The study of the inter-testament documents, though I love the lessons, needs to be digested with caution since some teachings might be potentially heretical. For example, consider the impression that almsgiving atones for sins, "For almsgiving delivers from death and it will purge away every sin. Those who perform deeds of charity and of righteousness will have the fullness of live (quoting Tobit 12:8-9 on p.94). Other examples that need to be treated with care include some verses in the book of Enoch that seem to equate the rich and the oppressor, and the treaty of Shem that links fortunes entirely to the signs of the zodiac (p.95). Here I believe Blomberg assumes the readers are able to discern what is to be imitated and what is false since he rarely points out the fallacy of the verses he quoted.
The New Testament studies, the choicest meat of the book, consist of the parables of Jesus, the gospels, Paul's general, prison and pastoral epistles, and other epistles, where a particular attention is given to James, the treatment of which is combined with Acts; among others like Hebrews, Jude, Peter, and John, which includes Revelation. There are so many precious lessons to learn here. I dog-eared so many pages and wrote so many side notes in these sections that I was worried that I dog-eared every page because the studies are simply too good not to be marked, re-read and studied all over again. Rather than writing the highlights from these sections that would cause this review to take up several pages, I would invite the readers to dig-in and enjoy the feast for themselves instead.
There are two additional reasons why I appreciate the entire study. First, Biblical principles on stewardship are pointed out carefully with numerous references and sincerity avoiding harsh and uncharitable language. Consider for example, in the last point in last chapter when summarizing the study, "Above all, the Bible's teaching about material possessions is inextricably intertwined with more spiritual matters. No ungodly poor people are ever exalted as models for emulation. No godly rich people, who are generous and compassionate in the use of their wealth, are ever condemned. But in a remarkable number of instances throughout history, poverty and piety have been found hand in hand, as have wealth and godlessness. There is no inherent connection between the items in either pair, just recurring trends" (p.246). Second, Blomberg is also sincere and realistic when using himself and his family to show he talks the walk and walks the talk. He goes to great details on how he applies the principles of generosity and moderation taught in the Bible to his family and ministry. His honesty is displayed when he wrote, "Nor is anything I have written meant to suggest that I believe savings, investments, insurance or pension schemes are wrong.

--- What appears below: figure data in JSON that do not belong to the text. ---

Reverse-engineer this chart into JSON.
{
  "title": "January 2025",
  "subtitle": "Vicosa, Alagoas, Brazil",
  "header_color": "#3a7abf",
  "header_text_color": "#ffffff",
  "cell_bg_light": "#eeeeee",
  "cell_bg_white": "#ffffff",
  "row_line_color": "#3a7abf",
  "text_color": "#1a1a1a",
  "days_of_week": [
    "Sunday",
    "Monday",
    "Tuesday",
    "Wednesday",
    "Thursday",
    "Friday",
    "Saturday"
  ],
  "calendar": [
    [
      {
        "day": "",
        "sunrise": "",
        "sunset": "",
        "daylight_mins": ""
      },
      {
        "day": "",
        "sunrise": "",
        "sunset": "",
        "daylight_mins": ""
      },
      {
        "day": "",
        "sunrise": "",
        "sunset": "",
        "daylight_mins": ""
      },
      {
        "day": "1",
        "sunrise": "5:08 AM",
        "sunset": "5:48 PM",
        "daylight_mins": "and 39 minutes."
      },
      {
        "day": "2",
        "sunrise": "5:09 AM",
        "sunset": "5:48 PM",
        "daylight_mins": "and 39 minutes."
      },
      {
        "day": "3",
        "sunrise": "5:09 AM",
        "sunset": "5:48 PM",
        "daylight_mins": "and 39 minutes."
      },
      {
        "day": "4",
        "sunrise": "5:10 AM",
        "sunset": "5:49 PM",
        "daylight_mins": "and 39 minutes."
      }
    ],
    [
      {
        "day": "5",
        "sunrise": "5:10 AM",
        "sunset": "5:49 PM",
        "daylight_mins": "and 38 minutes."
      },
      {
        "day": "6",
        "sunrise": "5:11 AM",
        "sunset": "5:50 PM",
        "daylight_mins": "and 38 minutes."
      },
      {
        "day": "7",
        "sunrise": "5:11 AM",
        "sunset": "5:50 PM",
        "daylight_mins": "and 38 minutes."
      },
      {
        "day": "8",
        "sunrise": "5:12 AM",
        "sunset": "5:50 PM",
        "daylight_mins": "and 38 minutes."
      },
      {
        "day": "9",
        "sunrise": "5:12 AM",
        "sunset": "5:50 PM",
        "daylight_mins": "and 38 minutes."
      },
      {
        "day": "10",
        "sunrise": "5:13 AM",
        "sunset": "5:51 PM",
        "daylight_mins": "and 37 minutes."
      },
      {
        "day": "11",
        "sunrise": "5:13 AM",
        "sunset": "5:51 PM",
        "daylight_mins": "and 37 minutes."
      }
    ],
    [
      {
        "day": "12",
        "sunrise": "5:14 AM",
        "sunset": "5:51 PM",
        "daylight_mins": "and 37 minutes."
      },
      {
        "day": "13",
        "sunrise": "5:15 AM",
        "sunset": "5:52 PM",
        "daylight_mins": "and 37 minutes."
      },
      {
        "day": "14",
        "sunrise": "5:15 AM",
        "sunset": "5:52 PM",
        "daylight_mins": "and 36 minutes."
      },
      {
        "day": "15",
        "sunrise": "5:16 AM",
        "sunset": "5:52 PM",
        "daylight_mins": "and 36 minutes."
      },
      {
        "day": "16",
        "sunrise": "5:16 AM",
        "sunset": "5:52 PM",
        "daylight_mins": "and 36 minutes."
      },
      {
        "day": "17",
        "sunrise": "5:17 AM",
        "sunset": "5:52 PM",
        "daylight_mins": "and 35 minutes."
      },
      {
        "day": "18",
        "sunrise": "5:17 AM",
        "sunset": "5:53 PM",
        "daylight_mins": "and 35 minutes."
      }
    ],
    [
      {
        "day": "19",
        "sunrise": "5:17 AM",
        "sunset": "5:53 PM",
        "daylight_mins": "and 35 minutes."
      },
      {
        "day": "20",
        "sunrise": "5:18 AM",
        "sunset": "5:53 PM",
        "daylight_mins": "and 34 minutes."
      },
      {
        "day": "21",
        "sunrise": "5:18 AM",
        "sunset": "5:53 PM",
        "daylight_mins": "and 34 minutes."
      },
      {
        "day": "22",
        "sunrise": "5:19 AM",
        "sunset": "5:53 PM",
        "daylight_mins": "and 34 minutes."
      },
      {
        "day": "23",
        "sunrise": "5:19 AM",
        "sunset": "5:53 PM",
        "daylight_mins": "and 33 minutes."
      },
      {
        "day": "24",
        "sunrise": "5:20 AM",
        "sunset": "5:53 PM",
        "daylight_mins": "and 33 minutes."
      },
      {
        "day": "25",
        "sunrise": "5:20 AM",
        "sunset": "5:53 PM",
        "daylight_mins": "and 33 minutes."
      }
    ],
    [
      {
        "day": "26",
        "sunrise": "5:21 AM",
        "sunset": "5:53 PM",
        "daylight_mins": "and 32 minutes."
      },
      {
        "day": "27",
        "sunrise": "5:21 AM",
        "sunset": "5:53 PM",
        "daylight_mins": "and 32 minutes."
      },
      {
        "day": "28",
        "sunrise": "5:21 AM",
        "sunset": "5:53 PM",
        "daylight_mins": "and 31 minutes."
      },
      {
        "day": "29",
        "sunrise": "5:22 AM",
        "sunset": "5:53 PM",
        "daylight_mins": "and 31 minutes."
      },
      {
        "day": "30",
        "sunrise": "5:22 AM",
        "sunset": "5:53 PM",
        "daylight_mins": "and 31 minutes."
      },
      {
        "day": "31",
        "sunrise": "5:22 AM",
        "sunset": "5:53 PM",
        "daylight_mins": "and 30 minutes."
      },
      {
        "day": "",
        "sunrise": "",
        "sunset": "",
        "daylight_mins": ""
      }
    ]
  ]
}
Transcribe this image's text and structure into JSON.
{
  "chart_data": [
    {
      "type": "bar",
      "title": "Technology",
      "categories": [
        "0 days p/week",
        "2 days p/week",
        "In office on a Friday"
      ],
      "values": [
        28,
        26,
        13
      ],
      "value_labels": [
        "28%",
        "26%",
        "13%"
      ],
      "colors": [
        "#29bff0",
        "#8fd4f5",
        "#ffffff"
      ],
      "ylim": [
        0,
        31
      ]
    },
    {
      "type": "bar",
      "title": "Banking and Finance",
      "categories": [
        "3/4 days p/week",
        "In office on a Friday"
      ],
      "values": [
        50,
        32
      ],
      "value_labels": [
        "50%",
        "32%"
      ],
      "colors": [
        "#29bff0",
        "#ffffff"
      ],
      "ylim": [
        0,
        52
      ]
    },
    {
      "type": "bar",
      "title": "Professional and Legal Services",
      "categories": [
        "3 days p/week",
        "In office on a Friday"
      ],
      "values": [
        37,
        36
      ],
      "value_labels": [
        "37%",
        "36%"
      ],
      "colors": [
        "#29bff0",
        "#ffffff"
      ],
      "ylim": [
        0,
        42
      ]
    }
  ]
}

I have all these and hope their earnings continue to grow. While I know of others who, for a variety of ministry-related reasons, have adopted a much more radically simple lifestyle, and while I admire and approve of their approaches, God has not yet led me to follow them, even after considerable discussion, prayer and soul-searching. In short, I feel I have a very rewarding life, materially speaking, and am not a particularly exemplary model of sacrificial giving (p. 249).
In recommending "Neither Poverty Nor Riches," I can not find better words but agree with Prof. D.A. Carson's comment on this book,
"On a subject as sensitive as this one, it is extraordinarily rare to find balance and prophetic voice rolled up in one. In my view, this is now the best book on the entire subject,"
though the difference between he and I is that I have not read much literature on material possession. Nevertheless, it has been a great joy and blessing to find a book like this to learn from.